日本の結婚式は親戚一同が集うので、お婿さんやお嫁さんが数年後にどうなるか周囲をぐるりと見回せば、サンプルがいっぱいあるので良く分かるのだそうだ。あとになって「若いころは…」という詐欺事件に発展する心配が少ない。
その実家の母は時折電話をかけてきて、「別れてもいいから、一遍くらい結婚しろ」と言う。そのうち、「結婚せんでもいいから孫抱かせろ」とか言いだすのではなかろうか。
ぼくは父よりもひどいハイブリッドなボケをかますので、はたして、嫁さんが耐えられるだろうかと心配になる。自分の好きな人に、そんな気苦労を懸けるのは忍びないので、あまり気がすすまない。
あれやこれやと考えて、脳みそがグルグルするのは、そもそも生まれてしまったからで、そういうネガティヴなことを言ってると、「その分、いいこともあったでしょ」と言われるのだが、どうも、ぼくの人生いいこと出納簿は、まだ赤字決算を続けているようなので、しばしば不機嫌になりながらも、景気回復を待ってみたりするのである。
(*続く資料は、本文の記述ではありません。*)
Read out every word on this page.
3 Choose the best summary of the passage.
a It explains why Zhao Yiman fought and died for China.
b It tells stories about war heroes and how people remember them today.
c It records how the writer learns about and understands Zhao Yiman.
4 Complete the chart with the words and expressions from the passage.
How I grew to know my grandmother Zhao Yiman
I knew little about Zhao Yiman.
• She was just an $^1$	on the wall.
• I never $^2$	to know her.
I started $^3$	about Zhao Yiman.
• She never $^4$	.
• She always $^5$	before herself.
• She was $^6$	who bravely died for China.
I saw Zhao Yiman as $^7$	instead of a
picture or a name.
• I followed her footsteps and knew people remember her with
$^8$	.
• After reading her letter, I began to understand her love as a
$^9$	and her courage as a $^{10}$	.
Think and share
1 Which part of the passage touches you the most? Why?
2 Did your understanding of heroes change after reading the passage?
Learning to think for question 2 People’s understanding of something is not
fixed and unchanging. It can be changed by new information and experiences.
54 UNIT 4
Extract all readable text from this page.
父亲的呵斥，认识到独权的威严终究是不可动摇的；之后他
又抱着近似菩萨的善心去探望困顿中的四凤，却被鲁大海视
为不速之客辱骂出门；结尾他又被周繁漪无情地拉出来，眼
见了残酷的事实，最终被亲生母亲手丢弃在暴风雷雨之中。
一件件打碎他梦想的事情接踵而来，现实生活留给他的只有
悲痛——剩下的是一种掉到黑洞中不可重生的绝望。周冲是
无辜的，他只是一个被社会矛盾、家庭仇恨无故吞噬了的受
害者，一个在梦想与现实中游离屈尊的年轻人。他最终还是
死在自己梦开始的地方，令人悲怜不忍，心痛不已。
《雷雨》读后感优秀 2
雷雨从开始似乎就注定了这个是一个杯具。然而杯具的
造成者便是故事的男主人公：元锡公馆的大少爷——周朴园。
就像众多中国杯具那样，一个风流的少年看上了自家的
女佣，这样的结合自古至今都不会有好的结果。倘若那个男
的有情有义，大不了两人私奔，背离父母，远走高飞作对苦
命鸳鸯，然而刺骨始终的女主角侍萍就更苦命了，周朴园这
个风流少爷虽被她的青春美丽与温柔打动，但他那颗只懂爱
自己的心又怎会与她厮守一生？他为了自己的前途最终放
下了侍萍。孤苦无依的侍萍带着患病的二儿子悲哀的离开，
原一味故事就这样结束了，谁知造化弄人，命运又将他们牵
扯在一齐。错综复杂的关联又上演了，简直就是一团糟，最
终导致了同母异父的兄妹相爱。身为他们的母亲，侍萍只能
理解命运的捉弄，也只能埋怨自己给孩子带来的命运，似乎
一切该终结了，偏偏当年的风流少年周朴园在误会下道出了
誕生日が特別な日であるならば、誕生日の前日も特別な日だ。キリスト様くらいえらくなると、イヴを祝ったりする。ぼくの誕生日のイヴはキリスト様が十字架に磔された日らしい。当然、誕生日の次の日も特別で、2日後も3日後も特別だ。毎日が誕生日。
ぼくは毎朝オギャーと生まれる70000gの新生児。
---MURAKAMI-TAKESHI-IN-THOSE-DAYS------------------------------------
当時の本 『歩くひとりもの』津野海太郎(ちくま文庫, 680円)曰く、ひとりが癖なら結婚生活だって相当な癖なのではあるまいか。って海太郎さん最近結婚されたのだったりする。
当時の世 アントニオ猪木引退。闘魂は燃え尽きたか。
当時の私 高校野球を見ないうちに終わった。横浜が優勝したらしい。思えば、高校生とは一回り違うのであるな。